While La Barbe's intentions are very serious, it carries out its activism with a dose of humor and sarcasm. In November, Ms. Pirlot attended an economic conference with a group of women, where 14 speakers were scheduled to talk and all 14 were men. As is La Barbe's routine, about 20 minutes into the conference, Pirlot stood up and put on a homemade beard – "always with dignity," she says – and read out sarcastic remarks like, "Congratulations! There are no women here."

Pirlot carries a beard or two in her purse always. "You never know when you'll need it," she says. Often the bearded women are treated with respect, but at times their targets are hostile, even as they become a more common fixture on the Parisian landscape. One waiter at a cafe in downtown Paris sees Pirlot with her beard on and says, "Yeah, La Barbe!"

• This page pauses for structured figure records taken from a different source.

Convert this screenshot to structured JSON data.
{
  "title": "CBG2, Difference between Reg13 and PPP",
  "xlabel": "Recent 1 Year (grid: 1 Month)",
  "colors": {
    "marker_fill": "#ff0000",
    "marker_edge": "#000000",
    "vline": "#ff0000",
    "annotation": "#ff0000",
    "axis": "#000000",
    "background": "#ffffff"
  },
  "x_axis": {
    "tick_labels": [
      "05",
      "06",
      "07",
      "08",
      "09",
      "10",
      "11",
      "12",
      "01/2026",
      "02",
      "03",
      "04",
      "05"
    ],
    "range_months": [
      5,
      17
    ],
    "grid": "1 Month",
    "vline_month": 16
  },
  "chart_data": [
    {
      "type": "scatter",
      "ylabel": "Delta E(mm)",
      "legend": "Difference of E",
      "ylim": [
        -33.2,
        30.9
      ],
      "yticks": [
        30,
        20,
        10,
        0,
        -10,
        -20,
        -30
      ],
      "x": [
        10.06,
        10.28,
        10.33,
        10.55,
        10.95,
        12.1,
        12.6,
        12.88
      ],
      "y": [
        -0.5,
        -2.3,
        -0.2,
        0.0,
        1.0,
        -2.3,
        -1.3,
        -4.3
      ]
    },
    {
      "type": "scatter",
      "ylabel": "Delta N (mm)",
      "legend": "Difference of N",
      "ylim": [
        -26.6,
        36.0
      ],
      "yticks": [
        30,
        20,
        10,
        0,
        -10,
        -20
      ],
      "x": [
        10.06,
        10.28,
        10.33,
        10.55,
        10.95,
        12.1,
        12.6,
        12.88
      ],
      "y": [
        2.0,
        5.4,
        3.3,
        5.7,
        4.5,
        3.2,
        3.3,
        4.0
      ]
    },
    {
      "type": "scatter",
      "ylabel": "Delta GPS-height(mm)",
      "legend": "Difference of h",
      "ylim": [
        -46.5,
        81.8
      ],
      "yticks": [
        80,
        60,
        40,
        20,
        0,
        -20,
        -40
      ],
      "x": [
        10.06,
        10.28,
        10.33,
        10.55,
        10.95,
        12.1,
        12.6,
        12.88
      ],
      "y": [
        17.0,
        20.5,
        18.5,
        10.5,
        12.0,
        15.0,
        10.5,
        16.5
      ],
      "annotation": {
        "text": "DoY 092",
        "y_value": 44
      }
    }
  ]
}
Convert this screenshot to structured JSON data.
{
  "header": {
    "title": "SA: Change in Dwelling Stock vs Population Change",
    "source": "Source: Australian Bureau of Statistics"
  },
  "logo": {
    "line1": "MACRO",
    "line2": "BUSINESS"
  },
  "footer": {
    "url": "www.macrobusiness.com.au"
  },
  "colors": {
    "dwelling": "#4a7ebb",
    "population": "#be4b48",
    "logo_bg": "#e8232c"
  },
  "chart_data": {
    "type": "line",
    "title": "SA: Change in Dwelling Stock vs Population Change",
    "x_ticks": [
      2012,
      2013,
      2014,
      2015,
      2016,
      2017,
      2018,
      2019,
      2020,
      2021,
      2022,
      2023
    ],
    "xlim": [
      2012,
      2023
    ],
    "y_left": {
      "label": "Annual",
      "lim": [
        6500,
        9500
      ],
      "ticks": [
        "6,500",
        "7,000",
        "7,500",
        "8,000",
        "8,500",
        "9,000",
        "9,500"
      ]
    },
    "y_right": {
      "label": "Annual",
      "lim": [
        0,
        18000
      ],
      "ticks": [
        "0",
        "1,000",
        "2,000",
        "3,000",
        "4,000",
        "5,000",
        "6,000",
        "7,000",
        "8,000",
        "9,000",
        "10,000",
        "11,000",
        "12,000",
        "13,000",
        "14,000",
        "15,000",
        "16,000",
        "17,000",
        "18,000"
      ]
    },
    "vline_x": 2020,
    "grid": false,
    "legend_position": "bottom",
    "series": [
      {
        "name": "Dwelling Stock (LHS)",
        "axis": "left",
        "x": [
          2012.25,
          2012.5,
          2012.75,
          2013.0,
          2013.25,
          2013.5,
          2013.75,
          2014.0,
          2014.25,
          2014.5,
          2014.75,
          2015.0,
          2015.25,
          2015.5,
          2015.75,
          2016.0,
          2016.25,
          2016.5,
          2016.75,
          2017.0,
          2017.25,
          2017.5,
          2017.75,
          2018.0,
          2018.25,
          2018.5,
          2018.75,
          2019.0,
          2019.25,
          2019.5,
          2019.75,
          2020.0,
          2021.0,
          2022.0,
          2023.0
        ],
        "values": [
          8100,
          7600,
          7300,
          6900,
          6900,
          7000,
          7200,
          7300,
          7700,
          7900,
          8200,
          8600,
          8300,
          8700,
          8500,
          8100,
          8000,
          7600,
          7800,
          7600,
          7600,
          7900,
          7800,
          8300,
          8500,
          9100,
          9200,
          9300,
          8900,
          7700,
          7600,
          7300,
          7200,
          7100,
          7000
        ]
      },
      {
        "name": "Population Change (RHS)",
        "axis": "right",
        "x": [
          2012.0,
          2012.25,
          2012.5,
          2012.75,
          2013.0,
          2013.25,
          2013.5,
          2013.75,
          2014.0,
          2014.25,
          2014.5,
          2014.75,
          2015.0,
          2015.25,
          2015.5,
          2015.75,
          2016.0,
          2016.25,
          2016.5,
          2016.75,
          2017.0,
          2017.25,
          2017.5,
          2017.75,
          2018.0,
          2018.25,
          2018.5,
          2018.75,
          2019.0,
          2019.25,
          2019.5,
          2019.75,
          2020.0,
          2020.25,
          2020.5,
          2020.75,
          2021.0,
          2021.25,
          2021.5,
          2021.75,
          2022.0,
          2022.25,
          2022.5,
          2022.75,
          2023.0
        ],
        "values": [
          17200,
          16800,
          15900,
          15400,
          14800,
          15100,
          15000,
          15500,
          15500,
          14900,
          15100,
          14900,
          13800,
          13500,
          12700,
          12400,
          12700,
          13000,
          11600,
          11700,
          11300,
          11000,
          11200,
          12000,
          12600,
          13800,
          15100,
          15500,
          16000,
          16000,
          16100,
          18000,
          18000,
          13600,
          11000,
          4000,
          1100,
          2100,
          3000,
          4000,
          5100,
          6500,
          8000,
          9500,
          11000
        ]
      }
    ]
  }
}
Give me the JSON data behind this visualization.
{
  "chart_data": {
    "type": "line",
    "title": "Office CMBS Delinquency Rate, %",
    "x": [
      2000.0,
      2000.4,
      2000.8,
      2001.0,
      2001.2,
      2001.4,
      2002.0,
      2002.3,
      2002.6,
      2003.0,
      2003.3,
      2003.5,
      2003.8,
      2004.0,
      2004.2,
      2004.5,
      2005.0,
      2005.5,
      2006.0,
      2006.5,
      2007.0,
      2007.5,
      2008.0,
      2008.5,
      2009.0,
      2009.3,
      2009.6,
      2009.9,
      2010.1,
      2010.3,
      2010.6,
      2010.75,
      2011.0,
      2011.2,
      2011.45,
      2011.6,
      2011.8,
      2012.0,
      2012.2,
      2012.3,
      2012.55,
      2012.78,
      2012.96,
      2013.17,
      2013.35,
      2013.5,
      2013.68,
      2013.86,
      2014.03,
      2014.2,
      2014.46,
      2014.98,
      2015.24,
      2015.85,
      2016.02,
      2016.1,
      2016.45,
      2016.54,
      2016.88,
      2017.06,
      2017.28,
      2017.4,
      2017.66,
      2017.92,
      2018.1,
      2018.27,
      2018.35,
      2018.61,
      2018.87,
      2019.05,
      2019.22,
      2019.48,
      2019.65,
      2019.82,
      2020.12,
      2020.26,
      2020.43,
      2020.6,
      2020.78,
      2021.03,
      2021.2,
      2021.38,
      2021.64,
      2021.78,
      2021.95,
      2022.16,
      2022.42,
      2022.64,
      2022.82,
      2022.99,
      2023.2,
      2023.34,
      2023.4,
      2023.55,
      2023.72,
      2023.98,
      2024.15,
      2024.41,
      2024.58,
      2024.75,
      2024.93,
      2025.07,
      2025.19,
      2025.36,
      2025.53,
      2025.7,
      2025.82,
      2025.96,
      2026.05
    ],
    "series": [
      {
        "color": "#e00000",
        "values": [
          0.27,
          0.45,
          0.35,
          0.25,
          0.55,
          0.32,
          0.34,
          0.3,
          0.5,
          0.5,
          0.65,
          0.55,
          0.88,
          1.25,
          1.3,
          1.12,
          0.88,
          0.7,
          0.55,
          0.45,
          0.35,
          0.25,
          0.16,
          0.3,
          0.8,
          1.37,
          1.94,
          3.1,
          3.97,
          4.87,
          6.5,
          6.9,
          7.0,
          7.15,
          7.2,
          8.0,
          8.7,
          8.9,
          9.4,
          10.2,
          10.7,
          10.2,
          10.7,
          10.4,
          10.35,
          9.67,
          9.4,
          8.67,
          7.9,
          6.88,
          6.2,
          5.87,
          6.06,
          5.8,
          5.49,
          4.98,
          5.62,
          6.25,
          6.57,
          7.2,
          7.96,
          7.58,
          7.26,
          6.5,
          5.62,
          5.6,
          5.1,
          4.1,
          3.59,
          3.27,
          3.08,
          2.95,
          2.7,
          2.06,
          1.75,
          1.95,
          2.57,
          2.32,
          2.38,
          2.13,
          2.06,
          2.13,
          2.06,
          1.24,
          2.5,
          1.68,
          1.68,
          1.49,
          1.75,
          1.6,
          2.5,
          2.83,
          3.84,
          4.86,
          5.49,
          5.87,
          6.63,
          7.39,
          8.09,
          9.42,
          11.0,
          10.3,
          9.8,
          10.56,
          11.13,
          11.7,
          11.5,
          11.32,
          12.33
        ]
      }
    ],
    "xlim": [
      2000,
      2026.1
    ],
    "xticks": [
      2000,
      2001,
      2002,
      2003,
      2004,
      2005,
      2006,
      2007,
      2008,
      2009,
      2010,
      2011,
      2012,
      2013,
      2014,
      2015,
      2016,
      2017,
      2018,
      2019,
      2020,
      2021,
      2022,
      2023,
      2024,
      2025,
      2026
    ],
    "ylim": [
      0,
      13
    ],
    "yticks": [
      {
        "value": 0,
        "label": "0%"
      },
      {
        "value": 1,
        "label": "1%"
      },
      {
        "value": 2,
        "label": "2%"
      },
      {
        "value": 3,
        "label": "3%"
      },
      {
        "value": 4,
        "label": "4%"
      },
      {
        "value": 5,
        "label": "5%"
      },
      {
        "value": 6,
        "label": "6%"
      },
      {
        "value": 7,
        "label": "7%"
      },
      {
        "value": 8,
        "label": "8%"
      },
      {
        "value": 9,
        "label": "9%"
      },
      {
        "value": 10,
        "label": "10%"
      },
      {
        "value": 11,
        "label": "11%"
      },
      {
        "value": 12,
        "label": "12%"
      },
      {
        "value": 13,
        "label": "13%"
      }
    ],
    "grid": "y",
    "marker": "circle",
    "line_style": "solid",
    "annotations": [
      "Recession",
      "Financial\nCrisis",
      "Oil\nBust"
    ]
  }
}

Baldeck says that these days in Paris one can attend a feminist event any day of the week and that the movement has been renewed by thousands of young women.

At Osez le Féminisme, the group has grown in three years to 1,500 members with 11 committees around the country, taking on everything from sex education to abortion to wage equality. Ms. Mailfert measures success in the reaction her job description generates.

"I think one of our main achievements," she says, "is that it is now not that taboo to say you are a feminist."